10. CANCELLATION AND TERMINATION

  1. SpaceBridge may terminate the Agreement immediately if Buyer:
    • becomes insolvent,
    • assigns assets for benefit of creditors,
    • has a receiver/manager appointed,
    • becomes subject to bankruptcy or creditor protection proceedings, or
    • commits an act that causes irreparable harm to SpaceBridge or its affiliates.
  2. SpaceBridge may terminate if Buyer fails to cure a breach or make payments within 10 days of notification.
  3. Upon termination/cancellation of any PO, Buyer must pay:
    • all completed Work and work-in-progress
    • services rendered
    • equipment, components, subassemblies, raw materials
    • cancellation fee of 10%–50% of the cancelled portion
    • subcontractor charges, restocking fees, administrative costs, and other attributable expenses
  4. Special/custom Work may require Buyer to pay full PO value even if cancelled.

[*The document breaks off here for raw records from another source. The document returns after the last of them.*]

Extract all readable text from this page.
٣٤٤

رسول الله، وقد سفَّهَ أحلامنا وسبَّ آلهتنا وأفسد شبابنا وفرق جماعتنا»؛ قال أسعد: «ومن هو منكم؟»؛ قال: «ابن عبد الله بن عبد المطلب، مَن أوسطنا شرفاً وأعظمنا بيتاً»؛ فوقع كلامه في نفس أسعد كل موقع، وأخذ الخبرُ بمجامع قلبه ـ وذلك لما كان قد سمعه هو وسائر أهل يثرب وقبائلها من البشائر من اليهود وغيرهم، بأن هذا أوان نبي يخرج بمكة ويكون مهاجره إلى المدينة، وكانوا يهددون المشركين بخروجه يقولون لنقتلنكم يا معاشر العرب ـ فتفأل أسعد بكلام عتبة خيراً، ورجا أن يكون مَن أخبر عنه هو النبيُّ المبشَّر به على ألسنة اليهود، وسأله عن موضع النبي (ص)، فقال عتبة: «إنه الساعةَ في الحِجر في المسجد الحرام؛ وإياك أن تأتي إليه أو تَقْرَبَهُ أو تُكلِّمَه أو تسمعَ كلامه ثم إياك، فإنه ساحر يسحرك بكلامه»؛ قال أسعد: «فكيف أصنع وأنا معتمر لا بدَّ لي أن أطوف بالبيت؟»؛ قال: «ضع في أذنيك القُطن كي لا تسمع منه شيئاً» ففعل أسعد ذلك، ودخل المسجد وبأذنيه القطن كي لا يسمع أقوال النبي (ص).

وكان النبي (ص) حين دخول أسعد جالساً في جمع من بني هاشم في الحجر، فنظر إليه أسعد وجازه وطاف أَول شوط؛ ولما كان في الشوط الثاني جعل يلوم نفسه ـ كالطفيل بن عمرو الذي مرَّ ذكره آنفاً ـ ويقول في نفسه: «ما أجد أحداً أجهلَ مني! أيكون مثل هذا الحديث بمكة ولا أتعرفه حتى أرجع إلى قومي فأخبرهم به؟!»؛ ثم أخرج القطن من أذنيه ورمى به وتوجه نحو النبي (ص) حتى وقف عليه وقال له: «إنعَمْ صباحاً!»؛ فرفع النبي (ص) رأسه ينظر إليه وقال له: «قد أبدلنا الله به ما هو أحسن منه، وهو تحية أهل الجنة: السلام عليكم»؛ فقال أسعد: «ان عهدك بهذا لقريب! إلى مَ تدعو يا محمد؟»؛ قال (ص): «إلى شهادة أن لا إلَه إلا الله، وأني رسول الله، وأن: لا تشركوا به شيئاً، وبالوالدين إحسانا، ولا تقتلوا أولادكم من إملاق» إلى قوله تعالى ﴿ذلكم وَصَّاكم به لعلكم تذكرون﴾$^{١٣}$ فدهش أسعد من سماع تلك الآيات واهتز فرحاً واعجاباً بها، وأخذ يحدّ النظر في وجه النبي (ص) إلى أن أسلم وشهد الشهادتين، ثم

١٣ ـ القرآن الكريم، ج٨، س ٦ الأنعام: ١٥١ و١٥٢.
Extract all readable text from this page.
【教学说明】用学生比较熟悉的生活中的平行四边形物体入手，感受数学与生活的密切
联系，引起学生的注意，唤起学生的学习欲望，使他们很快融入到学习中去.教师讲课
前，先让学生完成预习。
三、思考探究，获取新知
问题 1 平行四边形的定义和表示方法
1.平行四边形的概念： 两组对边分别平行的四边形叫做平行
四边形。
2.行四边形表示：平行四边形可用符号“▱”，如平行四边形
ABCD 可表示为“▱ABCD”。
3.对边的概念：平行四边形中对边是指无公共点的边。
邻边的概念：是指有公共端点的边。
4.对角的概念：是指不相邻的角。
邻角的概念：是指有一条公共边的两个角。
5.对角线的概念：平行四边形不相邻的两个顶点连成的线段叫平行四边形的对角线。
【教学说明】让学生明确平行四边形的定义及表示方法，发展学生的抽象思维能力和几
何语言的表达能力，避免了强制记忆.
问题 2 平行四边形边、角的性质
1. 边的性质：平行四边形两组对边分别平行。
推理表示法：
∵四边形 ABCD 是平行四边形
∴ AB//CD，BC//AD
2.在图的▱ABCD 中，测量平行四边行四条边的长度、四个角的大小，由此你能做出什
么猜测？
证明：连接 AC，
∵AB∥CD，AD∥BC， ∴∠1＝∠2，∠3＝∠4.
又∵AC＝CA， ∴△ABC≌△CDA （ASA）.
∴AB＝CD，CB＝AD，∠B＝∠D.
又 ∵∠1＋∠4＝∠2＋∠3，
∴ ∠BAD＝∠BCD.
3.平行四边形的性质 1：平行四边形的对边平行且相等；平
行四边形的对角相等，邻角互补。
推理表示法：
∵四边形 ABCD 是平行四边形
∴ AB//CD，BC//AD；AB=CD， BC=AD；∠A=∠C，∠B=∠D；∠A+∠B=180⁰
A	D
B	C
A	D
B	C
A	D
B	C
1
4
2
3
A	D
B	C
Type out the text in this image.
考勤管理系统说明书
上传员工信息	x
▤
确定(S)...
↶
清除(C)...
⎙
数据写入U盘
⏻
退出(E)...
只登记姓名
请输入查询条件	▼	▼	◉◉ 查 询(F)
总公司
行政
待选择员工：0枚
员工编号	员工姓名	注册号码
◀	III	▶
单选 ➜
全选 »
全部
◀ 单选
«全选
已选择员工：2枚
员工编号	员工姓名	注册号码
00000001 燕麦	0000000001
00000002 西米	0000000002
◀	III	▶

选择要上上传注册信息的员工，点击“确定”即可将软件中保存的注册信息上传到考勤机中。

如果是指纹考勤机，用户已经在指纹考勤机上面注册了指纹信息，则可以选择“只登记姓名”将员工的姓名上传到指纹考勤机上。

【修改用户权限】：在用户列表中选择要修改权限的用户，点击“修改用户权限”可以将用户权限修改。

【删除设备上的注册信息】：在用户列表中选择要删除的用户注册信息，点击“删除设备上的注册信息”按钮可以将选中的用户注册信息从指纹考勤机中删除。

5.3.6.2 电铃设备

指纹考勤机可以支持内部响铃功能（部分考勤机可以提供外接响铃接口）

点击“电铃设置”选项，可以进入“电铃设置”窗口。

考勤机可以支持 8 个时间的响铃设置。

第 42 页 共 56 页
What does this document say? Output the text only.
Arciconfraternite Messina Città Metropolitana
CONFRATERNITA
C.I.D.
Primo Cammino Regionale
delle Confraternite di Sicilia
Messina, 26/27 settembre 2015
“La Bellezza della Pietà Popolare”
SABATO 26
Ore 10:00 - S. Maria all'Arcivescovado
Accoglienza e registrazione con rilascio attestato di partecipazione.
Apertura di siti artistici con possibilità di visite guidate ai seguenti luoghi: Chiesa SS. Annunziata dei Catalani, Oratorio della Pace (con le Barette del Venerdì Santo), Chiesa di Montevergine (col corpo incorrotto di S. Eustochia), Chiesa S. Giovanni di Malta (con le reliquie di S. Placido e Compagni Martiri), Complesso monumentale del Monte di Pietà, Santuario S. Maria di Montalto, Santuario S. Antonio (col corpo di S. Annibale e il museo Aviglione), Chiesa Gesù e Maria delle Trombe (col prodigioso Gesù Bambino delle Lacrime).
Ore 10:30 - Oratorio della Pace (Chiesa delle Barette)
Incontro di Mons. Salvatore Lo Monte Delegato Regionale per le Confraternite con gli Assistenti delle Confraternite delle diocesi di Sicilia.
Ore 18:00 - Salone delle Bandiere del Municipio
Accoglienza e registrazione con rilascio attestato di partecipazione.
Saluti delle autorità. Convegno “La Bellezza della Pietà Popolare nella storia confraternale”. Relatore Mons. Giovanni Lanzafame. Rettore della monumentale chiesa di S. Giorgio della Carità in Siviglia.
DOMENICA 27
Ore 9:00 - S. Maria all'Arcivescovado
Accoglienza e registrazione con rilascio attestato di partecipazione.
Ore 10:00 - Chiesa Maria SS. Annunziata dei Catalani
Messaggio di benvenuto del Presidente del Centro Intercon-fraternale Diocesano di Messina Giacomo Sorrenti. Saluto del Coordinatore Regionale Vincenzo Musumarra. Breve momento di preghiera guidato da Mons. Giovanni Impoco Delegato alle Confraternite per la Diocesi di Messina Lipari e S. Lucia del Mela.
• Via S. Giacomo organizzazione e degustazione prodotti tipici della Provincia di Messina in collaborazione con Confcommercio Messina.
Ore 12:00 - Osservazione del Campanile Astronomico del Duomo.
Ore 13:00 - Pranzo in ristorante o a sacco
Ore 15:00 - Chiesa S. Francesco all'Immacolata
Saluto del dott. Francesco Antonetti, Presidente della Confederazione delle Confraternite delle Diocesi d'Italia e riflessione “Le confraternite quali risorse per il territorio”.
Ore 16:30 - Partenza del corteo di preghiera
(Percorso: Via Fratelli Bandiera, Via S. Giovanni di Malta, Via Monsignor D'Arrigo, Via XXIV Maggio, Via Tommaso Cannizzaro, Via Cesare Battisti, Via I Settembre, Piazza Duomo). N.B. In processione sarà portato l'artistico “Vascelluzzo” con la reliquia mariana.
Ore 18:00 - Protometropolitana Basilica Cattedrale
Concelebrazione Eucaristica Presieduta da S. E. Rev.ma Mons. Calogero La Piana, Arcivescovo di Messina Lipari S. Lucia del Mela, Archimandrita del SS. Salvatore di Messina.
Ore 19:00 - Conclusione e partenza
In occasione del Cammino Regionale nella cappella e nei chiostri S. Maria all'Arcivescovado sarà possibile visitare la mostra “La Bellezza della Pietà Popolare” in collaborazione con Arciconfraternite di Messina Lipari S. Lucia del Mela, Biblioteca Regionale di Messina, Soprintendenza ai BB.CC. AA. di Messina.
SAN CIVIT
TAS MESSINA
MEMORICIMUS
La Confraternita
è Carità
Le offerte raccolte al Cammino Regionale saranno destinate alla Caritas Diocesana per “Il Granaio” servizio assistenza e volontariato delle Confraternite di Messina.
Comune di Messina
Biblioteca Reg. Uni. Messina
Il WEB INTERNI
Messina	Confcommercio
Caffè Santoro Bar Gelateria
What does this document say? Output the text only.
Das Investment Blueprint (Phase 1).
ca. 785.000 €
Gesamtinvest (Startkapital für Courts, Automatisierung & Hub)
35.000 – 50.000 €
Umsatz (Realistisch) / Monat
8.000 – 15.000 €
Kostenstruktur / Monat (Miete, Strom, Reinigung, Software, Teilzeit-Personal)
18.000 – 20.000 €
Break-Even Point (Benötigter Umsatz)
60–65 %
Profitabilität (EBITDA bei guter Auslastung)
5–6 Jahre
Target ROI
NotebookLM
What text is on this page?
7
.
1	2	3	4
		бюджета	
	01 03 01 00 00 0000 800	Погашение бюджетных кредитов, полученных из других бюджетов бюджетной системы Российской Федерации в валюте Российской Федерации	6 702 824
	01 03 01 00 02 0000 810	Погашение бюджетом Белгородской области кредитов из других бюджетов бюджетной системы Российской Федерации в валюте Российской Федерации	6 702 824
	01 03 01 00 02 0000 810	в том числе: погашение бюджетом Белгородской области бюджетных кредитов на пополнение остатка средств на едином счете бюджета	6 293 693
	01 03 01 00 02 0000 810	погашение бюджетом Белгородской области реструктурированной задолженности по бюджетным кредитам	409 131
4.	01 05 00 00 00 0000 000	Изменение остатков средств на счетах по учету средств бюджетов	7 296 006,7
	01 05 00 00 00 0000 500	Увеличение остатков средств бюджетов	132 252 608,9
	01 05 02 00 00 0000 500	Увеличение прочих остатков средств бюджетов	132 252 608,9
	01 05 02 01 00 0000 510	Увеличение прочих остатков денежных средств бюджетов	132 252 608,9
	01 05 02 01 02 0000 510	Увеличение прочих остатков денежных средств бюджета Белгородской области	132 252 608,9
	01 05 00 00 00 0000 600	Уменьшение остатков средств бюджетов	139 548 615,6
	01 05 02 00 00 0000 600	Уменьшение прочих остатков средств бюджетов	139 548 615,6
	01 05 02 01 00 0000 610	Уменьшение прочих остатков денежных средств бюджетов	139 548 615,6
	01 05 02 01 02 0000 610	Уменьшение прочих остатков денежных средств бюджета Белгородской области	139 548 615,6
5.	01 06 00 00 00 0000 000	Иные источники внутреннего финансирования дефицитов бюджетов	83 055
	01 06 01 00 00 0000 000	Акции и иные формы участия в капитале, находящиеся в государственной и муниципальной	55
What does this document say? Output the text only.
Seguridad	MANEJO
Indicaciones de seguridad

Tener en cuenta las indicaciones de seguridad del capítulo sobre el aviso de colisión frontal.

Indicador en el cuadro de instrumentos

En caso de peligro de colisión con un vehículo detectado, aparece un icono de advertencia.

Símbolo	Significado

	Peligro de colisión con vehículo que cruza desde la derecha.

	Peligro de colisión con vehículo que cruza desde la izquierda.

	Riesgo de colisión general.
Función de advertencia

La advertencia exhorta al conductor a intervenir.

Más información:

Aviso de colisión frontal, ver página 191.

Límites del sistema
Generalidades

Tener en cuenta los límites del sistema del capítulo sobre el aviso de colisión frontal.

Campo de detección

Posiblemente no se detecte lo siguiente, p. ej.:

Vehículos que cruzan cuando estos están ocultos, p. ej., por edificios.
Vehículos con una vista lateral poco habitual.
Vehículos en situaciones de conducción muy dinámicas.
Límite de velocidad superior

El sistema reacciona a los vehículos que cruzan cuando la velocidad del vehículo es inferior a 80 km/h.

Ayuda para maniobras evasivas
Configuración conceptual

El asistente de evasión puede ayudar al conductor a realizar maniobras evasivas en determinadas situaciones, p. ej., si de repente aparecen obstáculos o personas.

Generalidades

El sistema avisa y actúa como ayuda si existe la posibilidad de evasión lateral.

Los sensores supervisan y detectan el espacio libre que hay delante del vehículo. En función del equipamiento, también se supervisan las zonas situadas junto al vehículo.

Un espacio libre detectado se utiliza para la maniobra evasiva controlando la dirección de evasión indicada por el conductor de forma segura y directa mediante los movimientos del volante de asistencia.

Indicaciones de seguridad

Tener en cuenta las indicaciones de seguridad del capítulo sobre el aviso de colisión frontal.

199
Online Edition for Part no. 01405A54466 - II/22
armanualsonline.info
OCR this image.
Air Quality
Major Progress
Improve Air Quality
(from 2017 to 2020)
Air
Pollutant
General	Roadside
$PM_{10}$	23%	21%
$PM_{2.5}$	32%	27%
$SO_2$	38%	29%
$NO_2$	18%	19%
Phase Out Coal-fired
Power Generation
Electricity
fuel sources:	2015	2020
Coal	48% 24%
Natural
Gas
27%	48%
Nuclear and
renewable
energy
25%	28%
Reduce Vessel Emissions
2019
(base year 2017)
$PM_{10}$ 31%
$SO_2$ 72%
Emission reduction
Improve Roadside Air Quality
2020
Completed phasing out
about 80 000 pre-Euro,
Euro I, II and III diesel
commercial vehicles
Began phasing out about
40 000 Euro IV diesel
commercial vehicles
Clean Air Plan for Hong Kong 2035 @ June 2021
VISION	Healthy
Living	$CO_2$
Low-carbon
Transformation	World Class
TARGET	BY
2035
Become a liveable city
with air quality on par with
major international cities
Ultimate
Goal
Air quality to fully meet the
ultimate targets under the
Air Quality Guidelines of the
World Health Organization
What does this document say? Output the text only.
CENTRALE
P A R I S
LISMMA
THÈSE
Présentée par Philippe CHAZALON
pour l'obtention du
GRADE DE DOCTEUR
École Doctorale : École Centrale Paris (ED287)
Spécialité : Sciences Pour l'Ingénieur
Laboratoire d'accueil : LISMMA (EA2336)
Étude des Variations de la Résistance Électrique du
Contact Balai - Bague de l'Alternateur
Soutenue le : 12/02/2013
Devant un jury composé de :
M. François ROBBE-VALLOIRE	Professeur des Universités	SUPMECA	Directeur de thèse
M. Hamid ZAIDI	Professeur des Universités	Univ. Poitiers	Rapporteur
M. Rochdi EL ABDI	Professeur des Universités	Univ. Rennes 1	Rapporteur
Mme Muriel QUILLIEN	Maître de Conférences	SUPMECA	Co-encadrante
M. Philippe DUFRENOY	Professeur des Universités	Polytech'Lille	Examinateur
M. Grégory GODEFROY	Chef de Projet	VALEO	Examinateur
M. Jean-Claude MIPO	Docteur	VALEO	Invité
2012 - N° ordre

11. LIMITATION OF LIABILITY

  1. SpaceBridge and its affiliates, officers, and directors are not liable for incidental, special, consequential, or indirect damages, including business interruption, substitute goods, or lost profits, regardless of legal theory, even if advised of the possibility.
  2. SpaceBridge’s total aggregate liability shall not exceed 10% of the amounts paid.

12. INDEMNIFICATION

  1. Buyer shall indemnify SpaceBridge against all claims arising from personal injury or property damage.
  2. Buyer shall indemnify SpaceBridge from third-party claims relating to:
    • use, operation, or performance of the Work
    • intellectual property infringement arising from Buyer’s specifications
    • all associated costs and attorney fees

13. INTELLECTUAL PROPERTY

  1. SpaceBridge retains full rights to all information, inventions, processes, designs, methodologies, and improvements conceived or developed by SpaceBridge during performance of this Agreement (excluding Buyer-furnished data).
  2. SpaceBridge is not obligated to provide information not explicitly stated as a deliverable.

14. CONFIDENTIALITY

Buyer acknowledges that all technical, commercial, and operational information provided by SpaceBridge is confidential and must be protected with at least the same degree of care as Buyer’s own confidential information.
Buyer may not disclose such information to third parties without prior written consent.

15. FORCE MAJEURE

SpaceBridge is not liable for non-performance or damages due to events beyond its control—including but not limited to acts of God, acts of Buyer, civil/military actions, riots, or labor actions.

16. OTHER PROVISIONS

  1. SpaceBridge may subcontract Work in whole or in part.
  2. Failure to enforce any provision is not a continuing waiver.
  3. SpaceBridge may seek injunctive relief for breaches.
  4. If any provision is found unenforceable, it shall be severed without affecting the remaining terms.
  5. Buyer may not assign the Agreement without prior written consent; SpaceBridge may assign to its affiliates.
  6. Nothing herein creates an agency, employment, partnership, or joint venture.
  7. This Agreement constitutes the entire agreement between the parties and supersedes all prior written or oral agreements. Buyer agrees that SpaceBridge’s terms prevail over any inconsistent Buyer terms.
  8. This Agreement shall be governed by the laws of the Province of Québec, Canada and proceedings shall be conducted in English.